W imię Prawdy! C. D. 195

22 lutego 2024 roku

W tym dniu przeczytałem ważne dla mnie treści w książce pt. ,,Popiełuszko, będziesz ukrzyżowany”:

,,Dni po zaginięciu księdza Jerzego należy uznać za moment załamania się psychozy stanu wojennego wywołanej przez terror. Czuwanie gromadziło dziesiątki tysięcy (wiedziała o tym CIA na podstawie danych satelitarnych), pogrzeb zgromadził setki tysięcy. 350 tysięcy – jak chcą jedni, 500 tysięcy, jak udowadniają drudzy na podstawie zdjęć robionych przez samoloty komunistów i satelity – zebrało się bez lęku na pogrzebie bohaterskiego księdza.

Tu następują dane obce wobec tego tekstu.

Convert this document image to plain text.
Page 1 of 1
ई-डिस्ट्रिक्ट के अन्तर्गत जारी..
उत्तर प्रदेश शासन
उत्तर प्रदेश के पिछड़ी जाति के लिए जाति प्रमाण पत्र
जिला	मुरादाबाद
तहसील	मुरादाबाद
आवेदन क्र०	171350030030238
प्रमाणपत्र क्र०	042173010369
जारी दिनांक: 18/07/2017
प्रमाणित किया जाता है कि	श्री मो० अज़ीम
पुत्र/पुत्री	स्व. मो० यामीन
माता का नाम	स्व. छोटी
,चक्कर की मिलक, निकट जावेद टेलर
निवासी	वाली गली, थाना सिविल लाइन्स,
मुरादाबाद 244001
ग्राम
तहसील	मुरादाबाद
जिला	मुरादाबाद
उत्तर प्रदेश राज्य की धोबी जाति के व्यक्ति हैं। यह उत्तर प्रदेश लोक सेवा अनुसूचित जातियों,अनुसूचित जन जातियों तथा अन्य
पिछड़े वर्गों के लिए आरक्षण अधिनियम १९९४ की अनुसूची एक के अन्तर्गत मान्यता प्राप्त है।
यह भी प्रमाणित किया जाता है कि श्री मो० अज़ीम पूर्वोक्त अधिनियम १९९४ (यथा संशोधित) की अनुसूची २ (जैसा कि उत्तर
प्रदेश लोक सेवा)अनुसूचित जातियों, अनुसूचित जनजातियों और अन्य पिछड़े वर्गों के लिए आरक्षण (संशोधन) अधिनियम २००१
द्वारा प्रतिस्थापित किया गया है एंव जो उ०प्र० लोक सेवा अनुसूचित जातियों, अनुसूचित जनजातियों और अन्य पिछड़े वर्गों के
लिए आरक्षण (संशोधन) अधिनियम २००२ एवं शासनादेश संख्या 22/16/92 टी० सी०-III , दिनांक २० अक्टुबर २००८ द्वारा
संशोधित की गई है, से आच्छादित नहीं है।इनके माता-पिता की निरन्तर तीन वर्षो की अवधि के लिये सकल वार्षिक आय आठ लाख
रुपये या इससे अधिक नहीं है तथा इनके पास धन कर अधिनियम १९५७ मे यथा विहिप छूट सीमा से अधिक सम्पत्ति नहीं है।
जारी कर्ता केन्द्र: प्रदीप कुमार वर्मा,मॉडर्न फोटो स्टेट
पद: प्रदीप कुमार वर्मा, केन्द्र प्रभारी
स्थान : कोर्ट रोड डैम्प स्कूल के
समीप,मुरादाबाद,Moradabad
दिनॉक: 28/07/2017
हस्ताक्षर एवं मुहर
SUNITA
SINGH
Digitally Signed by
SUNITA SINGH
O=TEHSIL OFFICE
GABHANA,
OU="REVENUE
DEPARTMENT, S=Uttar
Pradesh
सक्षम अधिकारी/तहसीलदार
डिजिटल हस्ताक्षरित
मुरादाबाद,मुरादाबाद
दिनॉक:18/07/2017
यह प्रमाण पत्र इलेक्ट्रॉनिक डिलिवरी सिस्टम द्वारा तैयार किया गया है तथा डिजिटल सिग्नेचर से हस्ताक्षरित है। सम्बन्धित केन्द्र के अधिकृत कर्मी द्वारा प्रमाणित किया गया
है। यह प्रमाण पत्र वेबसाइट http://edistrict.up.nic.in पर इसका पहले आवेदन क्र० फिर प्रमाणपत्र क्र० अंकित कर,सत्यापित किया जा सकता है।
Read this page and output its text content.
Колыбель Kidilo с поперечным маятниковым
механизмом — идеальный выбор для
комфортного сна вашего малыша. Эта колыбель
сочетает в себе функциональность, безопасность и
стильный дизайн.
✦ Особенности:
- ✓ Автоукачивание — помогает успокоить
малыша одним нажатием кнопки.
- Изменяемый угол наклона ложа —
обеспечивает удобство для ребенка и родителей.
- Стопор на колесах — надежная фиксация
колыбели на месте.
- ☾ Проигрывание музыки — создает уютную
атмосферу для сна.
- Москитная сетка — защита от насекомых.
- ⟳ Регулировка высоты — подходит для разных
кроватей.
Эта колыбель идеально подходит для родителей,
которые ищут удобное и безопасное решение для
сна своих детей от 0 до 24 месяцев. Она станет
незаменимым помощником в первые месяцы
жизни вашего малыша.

Uczestnicy pogrzebu mieli poczucie, że stykają się z jedną największych zbrodni, jakich dokonał reżim moskiewski w Polsce, ze zbrodnią półwiecza, która nigdy nie będzie zapomniana. Przemówił prymas Polski i Lech Wałęsa, uznany przez komunistów za już nieistniejącego. Milicjanci zamiast bić, zabijać, dbali o bezpieczeństwo wrogich im tłumów, a może i własne, gotowe bronić samych siebie, nie okazując nienawiści do tłumów. Przekonali się, że są one od nich liczniejsze i że kiedyś może będą musieli przed nimi zdać sprawę ze swojego postępowania. Ksiądz Jerzy swoją śmiercią zadał cios terroryzmowi komunistycznemu. Nastąpiło załamanie się strachu. I choć to zwycięstwo zostało zaprzepaszczone przez negocjatorów na ulicy Zawrat, w Magdalence i przy ,,okrągłym stole”, przez zabranianie robotnikom strajku w ważnym momencie 1986 i 1989 roku, zwycięstwo księdza Jerzego – moim zdaniem – uświadomiło komunistom, że należy postarać się o legalizację swojej władzy, co zrealizowali, gdy do władzy doszedł Gorbaczow, który nakazał im takie postępowanie.

Mordercy, nim księdza Jerzego zabili, liczyli na to, że da się tego uniknąć dzięki zastraszeniu. Jak ongi Bock, który żegnał świętego Maksymiliana, wstrzykując mu fenol, słowami: ,,Teraz ci będzie lżej na drodze do wieczności”, także funkcjonariusze SB lubowali się w aforyzmach, metaforach i alegoriach. Telefonowali całe miesiące, powtarzając natrętnie jak katarynka, kwestię: ,,Będziesz ukrzyżowany”.”

*

,,Naród polski nie nosi w sobie nienawiści, i dlatego zdolny jest wiele przebaczyć, ale tylko za cenę powrotu do prawdy. Bo prawda i tylko prawda jest pierwszym warunkiem zaufania. Naród tak boleśnie doświadczony już nie uwierzy żadnym gołosłownym deklaracjom”.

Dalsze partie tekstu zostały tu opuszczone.